Huaka‘i Kaho‘olawe Day 2

By Neola Caveny

The pū sounds before dawn the next day  but I have had the most peaceful, refreshing sleep I can remember, and – miracle of miracles! – am no more sore of body than from the average gym workout (which I realize I haven’t been doing nearly enough of lately). We gather on the beach to chant the sun rising into the sky off Kaupō, on Maui – “E ala e.” We must have done something right, because – lo and behold! – there it is to start a new day. I might become a morning person yet.

That day, we are awesome! Somehow, almost 50 previous strangers come together to move what someone estimated to be approximately 6 tons of rock in about 8 hours, including passing them up a steep slope, where they are sorted and placed carefully in the final stack by Analani, alternating with Nāmaka, each weighing about 105 pounds, who firmly defend their position when anyone offers to take their place. At the top of the line, a group of people has it so together that they are actually tossing the rocks from person to person! At the place in the line where I’m working, about halfway up the slope, Lei, the woman on one side of me, regularly takes possession of one of the heaviest pōhaku, weighing at least 100 pounds, drops out of line, and carries it up the slope to the stack. When she returns, she gets us all singing, everything from Hawaiian “small kid“ songs to 50’s rock ‘n roll.
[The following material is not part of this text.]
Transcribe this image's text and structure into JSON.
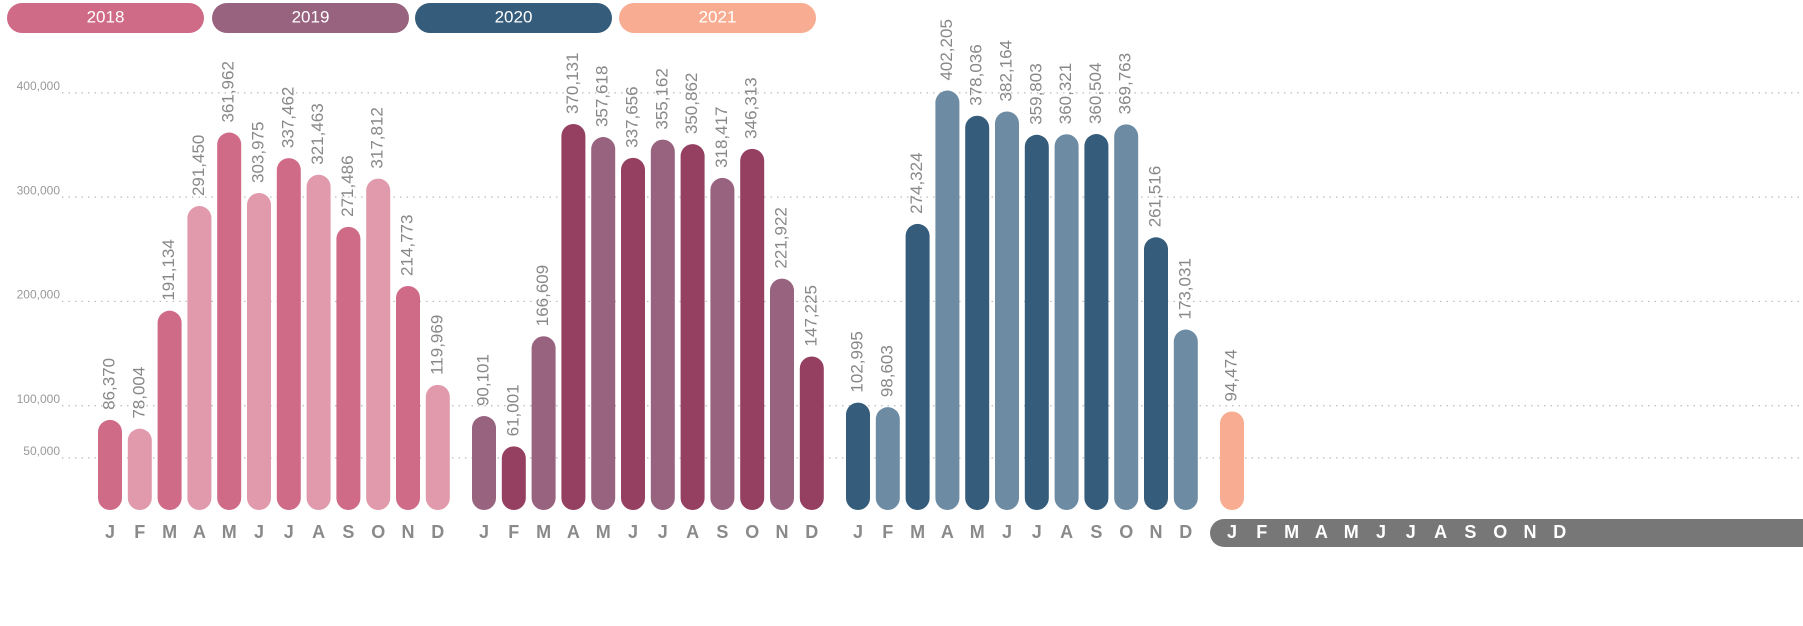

Each time I think I’ve “hit the wall,” she keeps me going.

stones1The single most moving experience for me (of many) of those four days is when the last pöhaku had passed up the line and, tired and sweaty, most of us are moving down the hill looking forward to go ‘au’au (bathe). One of the kua still standing on the slope facing the heiau, hair streaming behind her, sweat on her face, throws back her head, extends her arms, and begins chanting the birth of the islands, from Papa, for whom the heiau was built. Some of the women around her answer with the responses, other women in the valley below take up the chant, and it echoes off the rocks. I have studied chant in my halau, and spent many hours memorizing and practicing, but this is chant as it was meant to be used – from the heart, for a specific moment, to mark a special occasion. As I listen, the tears come.
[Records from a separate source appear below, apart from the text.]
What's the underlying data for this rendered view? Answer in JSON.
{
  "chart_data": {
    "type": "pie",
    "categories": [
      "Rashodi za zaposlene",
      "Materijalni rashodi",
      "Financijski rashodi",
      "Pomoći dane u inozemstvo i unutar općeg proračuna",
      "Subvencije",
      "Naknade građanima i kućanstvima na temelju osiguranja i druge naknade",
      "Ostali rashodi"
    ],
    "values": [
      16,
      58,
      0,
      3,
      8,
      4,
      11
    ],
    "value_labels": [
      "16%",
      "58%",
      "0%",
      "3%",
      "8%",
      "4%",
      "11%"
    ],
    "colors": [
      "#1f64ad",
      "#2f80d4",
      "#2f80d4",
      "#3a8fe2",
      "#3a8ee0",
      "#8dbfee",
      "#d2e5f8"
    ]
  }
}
That night, dinner is kalua turkey, straight from six hours in the imu – enough to make a vegetarian fall off the wagon (almost). After dinner, the kua share their stories, of their personal journeys to discover their Hawaiian culture and what compels them to committing large parts of their lives to Kaho‘olawe. Some come almost every month – a major investment of time and energy – and one woman, Pi’ikea, has been coming since 1980. They are all volunteers.